The recent global economic downturn has practically demonstrated the level of the social and economic vulnerability of many countries, including several European countries. The insurgence and resurgence of the Coronavirus (COVID-19) pandemic is painful evidence to this premise. Several major economic drivers, investors and large establishments went bankrupt despite their sound economic projection. Lots of economically stable individuals and families lost their jobs in deference to the virus. Business owners could not physically conduct their businesses, and institutions, including schools, are still imposing one form of restrictions or the other on physical activities. This unexpected global health emergency gave a compelling revelation of the state’s weaknesses as it did not only expose the otherwise wide inequalities in our society, it glaringly shows how interconnected and intertwined our lives are, and how challenging and unstoppable human mobility can become. It awakens us to the brutal reality of how much value and importance every life carries, and how not saving some of us could lead to the elimination of all of us.
At this crucial period, it is particularly expected for states as a matter of principle and of international law, to live up to their due diligence obligation by effectively protecting and enabling everyone – especially the most vulnerable groups who are more susceptible to predatory exploitation and human right abuse. In this case, the article discusses undocumented migrants and stateless persons. This article questions the restrictive treatment of undocumented migrants by European states, using the Netherlands as an instructive example, and shows how restrictive rules for migrants do often result in dire economic impacts for the host state. It encourages European countries to do away with the negative Eurocentric perception and interpretation of migration practices and seeks to examine whether in de-facto the decriminalization of the undocumented migrant within the host territory is capable of advancing the economic growth of the nation.
No Human Being is Illegal
Everyone is entitled to their human rights regardless of their legal status, cultural practices, religious beliefs, gender or sexual orientation. Despite the fact that states are expected to respect these rights, human rights are inherent whether they are upheld or not. It is, however, generally accepted that fundamental human rights in fact existed before any codified law. Therefore, the entrenchment of human rights in many international legal instruments and most national constitutions did not create them, instead, it protects and enables their realization. These fundamental rights among others are rights such as the right to life, the right to personal liberty, the right to dignity of a person, the right to freedom of expression and association, etc. Many states, as will be shown below, have been particularly reluctant and exclusively restrictive in the application of these fundamental rights. This attitude is undesirable as a matter of principle and indefensible as a matter of international law.

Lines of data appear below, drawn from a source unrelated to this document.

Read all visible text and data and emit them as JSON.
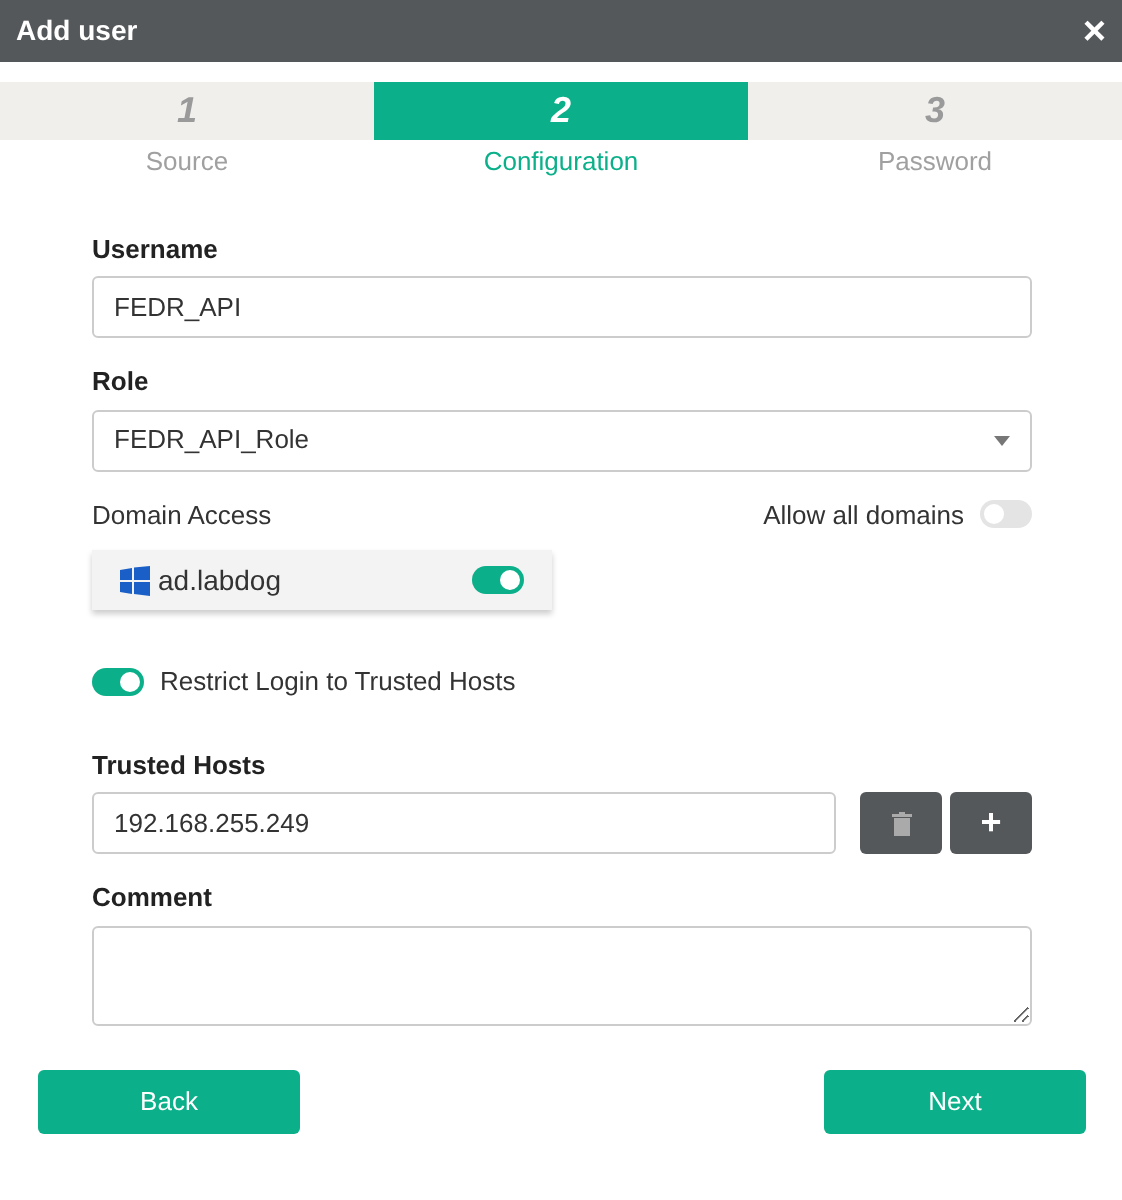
{
  "window": {
    "title": "Add user",
    "close": "×"
  },
  "steps": [
    {
      "number": "1",
      "label": "Source",
      "selected": false
    },
    {
      "number": "2",
      "label": "Configuration",
      "selected": true
    },
    {
      "number": "3",
      "label": "Password",
      "selected": false
    }
  ],
  "username": {
    "label": "Username",
    "value": "FEDR_API"
  },
  "role": {
    "label": "Role",
    "value": "FEDR_API_Role"
  },
  "domain_access": {
    "label": "Domain Access",
    "allow_all_label": "Allow all domains",
    "allow_all_on": false,
    "domains": [
      {
        "name": "ad.labdog",
        "on": true
      }
    ]
  },
  "restrict_login": {
    "label": "Restrict Login to Trusted Hosts",
    "on": true
  },
  "trusted_hosts": {
    "label": "Trusted Hosts",
    "value": "192.168.255.249",
    "add": "+"
  },
  "comment": {
    "label": "Comment"
  },
  "buttons": {
    "back": "Back",
    "next": "Next"
  }
}
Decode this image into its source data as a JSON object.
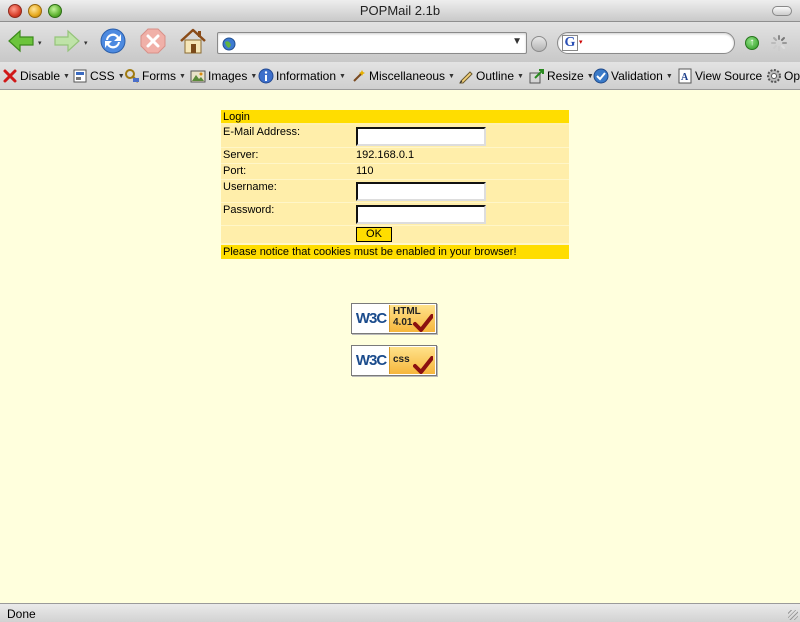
{
  "window": {
    "title": "POPMail 2.1b"
  },
  "navbar": {
    "back_icon": "back-arrow-icon",
    "forward_icon": "forward-arrow-icon",
    "reload_icon": "reload-icon",
    "stop_icon": "stop-icon",
    "home_icon": "home-icon",
    "url_value": "",
    "search_value": "",
    "search_engine_letter": "G"
  },
  "devbar": {
    "items": [
      {
        "label": "Disable",
        "icon": "disable-icon"
      },
      {
        "label": "CSS",
        "icon": "css-icon"
      },
      {
        "label": "Forms",
        "icon": "forms-icon"
      },
      {
        "label": "Images",
        "icon": "images-icon"
      },
      {
        "label": "Information",
        "icon": "information-icon"
      },
      {
        "label": "Miscellaneous",
        "icon": "miscellaneous-icon"
      },
      {
        "label": "Outline",
        "icon": "outline-icon"
      },
      {
        "label": "Resize",
        "icon": "resize-icon"
      },
      {
        "label": "Validation",
        "icon": "validation-icon"
      },
      {
        "label": "View Source",
        "icon": "view-source-icon"
      },
      {
        "label": "Opt",
        "icon": "options-icon"
      }
    ]
  },
  "login": {
    "heading": "Login",
    "email_label": "E-Mail Address:",
    "email_value": "",
    "server_label": "Server:",
    "server_value": "192.168.0.1",
    "port_label": "Port:",
    "port_value": "110",
    "username_label": "Username:",
    "username_value": "",
    "password_label": "Password:",
    "password_value": "",
    "ok_label": "OK",
    "notice": "Please notice that cookies must be enabled in your browser!"
  },
  "badges": {
    "html": {
      "logo": "W3C",
      "line1": "HTML",
      "line2": "4.01"
    },
    "css": {
      "logo": "W3C",
      "line1": "css"
    }
  },
  "statusbar": {
    "text": "Done"
  },
  "colors": {
    "page_bg": "#ffffdd",
    "login_header": "#ffdd00",
    "login_row": "#ffeeaa"
  }
}
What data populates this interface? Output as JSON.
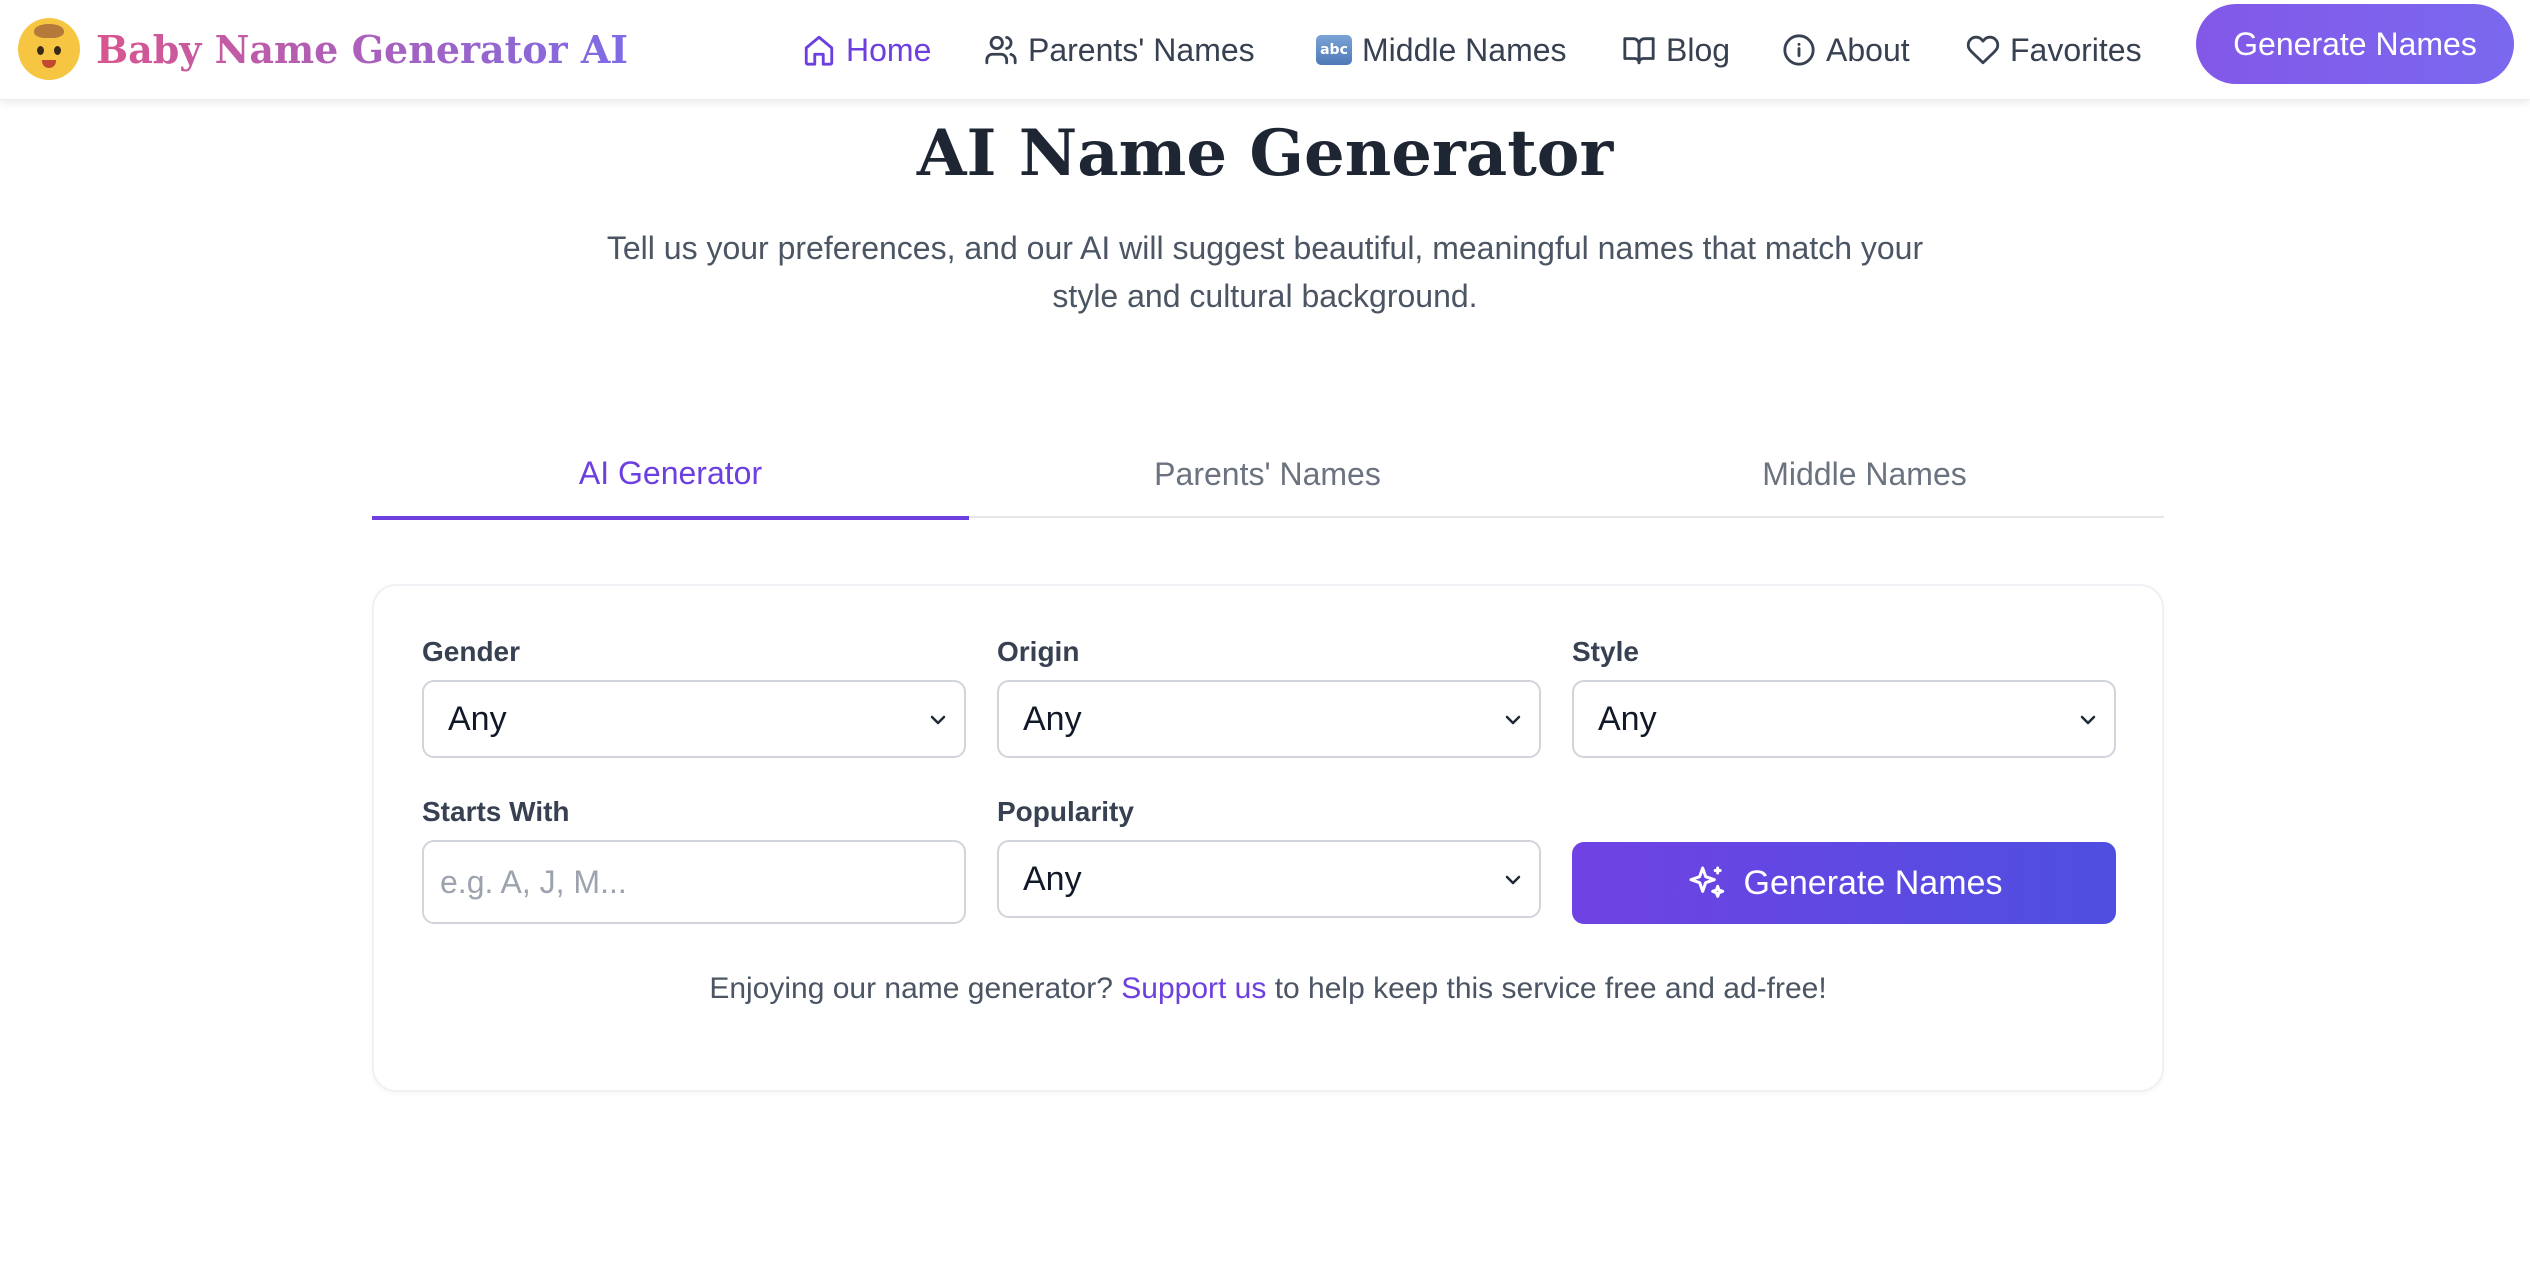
{
  "header": {
    "logo_text": "Baby Name Generator AI",
    "nav": [
      {
        "label": "Home",
        "icon": "home-icon",
        "active": true
      },
      {
        "label": "Parents' Names",
        "icon": "users-icon"
      },
      {
        "label": "Middle Names",
        "icon": "abc-icon"
      },
      {
        "label": "Blog",
        "icon": "book-icon"
      },
      {
        "label": "About",
        "icon": "info-icon"
      },
      {
        "label": "Favorites",
        "icon": "heart-icon"
      }
    ],
    "abc_glyph": "abc",
    "cta_label": "Generate Names"
  },
  "hero": {
    "title": "AI Name Generator",
    "subtitle": "Tell us your preferences, and our AI will suggest beautiful, meaningful names that match your style and cultural background."
  },
  "tabs": [
    {
      "label": "AI Generator",
      "active": true
    },
    {
      "label": "Parents' Names"
    },
    {
      "label": "Middle Names"
    }
  ],
  "form": {
    "gender": {
      "label": "Gender",
      "value": "Any"
    },
    "origin": {
      "label": "Origin",
      "value": "Any"
    },
    "style": {
      "label": "Style",
      "value": "Any"
    },
    "starts_with": {
      "label": "Starts With",
      "placeholder": "e.g. A, J, M...",
      "value": ""
    },
    "popularity": {
      "label": "Popularity",
      "value": "Any"
    },
    "generate_label": "Generate Names"
  },
  "support": {
    "prefix": "Enjoying our name generator?",
    "link": "Support us",
    "suffix": "to help keep this service free and ad-free!"
  },
  "colors": {
    "accent": "#6d3fe0",
    "button_gradient_start": "#7042e3",
    "button_gradient_end": "#4e4fe0",
    "text": "#1e2533"
  }
}
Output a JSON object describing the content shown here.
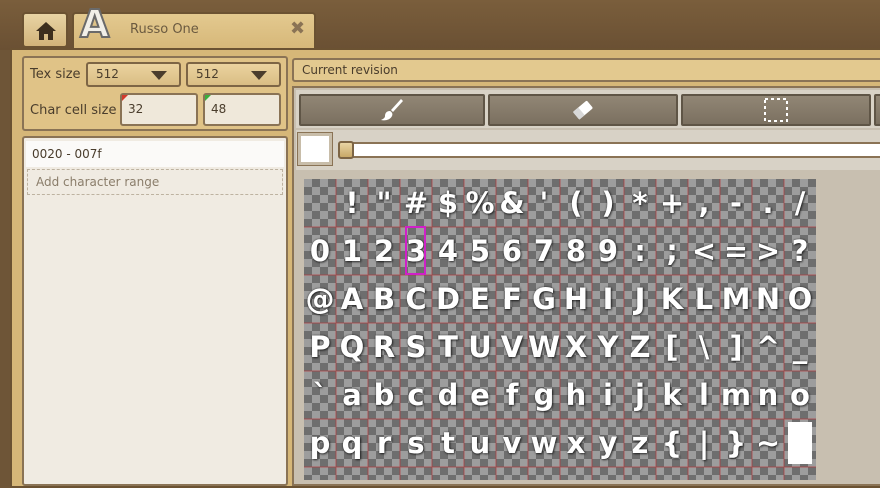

From an international law standpoint, there are three (3) main obligations that are owned by states to individuals. The first is the obligation to RESPECT; that is, the government should refrain from interfering with the enjoyment of human rights. The second obligation is to PROTECT; that is, to protect others such as non-state actors or other states from interfering with the enjoyment of human rights. And the third is the obligation to FULFIL; that is, to provide basic conditions such as the enactment of progressive legislations, education programs, and social facilities to enable the enjoyment of rights. The enjoyment of these rights has been particularly difficult for the undocumented migrants in the Netherlands (which is an instructive example of many European countries). While it is correct that since 2018, following the judicial decision of the European committee on social right, the Netherland has embarked on a national pilot program such as LVV shelter system in five cities of the country in an attempt to alleviate undocumented migrants from the ditch they are sunk into by the same restrictive alienage law of the state, it is discovered and firmly posited that the system is insufficient, non-exhaustive and exclusionary in implementation.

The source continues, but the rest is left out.